The reason everyone has a chance in today’s Top 10 championship round is twofold: 1) the relatively narrow margin between 1st and 10th place – 5 pounds, 13 ounces; and 2) the potential swimming in Pickwick Lake. Keith Combs tapped that potential last Monday on the first practice day when he had a best five that would have pushed 32 pounds.
“I figured out a little deal throwing a 3/4-ounce Strike King Thunder Cricket,” Combs recalled. “It was like fishing at home on Rayburn or Toledo Bend. They were in these little drains that developed into a current break. I had a 10, a 7, three more in the 5-pound class and I don’t know how many 4s.”
Combs couldn’t find those fish after the flood hit the Tennessee River. But he realized that Chad Pipkens found some of them, based on the area where Pipkens was catching them in the tournament. Pipkens acknowledged that was probably the case. Cory Johnston is in that area too, where the bass have slid behind an island in a current break. There is a lot of hydrilla in the area.

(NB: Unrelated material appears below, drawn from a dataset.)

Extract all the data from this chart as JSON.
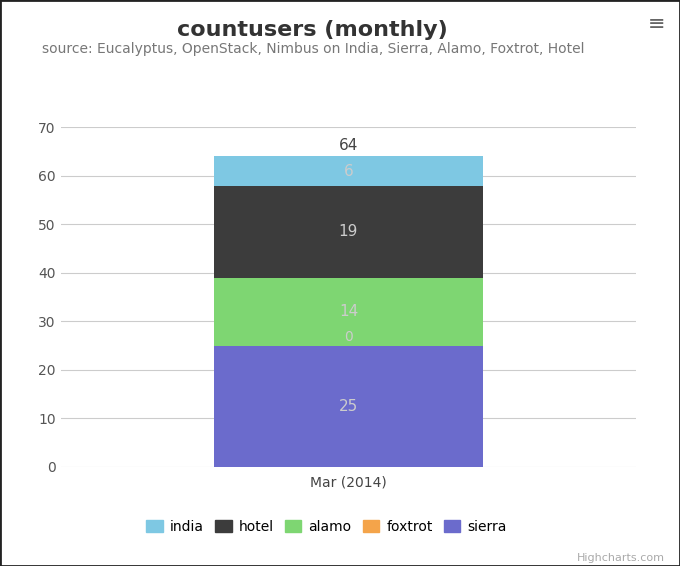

“I think just figuring it out as the tournament has gone on was a big part of it,” Johnston said of his rise from 22nd place on Day 2 to 3rd place yesterday. “There are 30-pound bags everywhere in this place. But you’d have to spend days out there to figure out where they are.”
Can someone figure it out today? There have been 55 five-bass limits topping 20 pounds weighed during the first three days of the tournament. Two have topped 25 pounds – Koby Kreiger’s 25-12 on Day 1 and Johnston’s 25-5 on Day 2.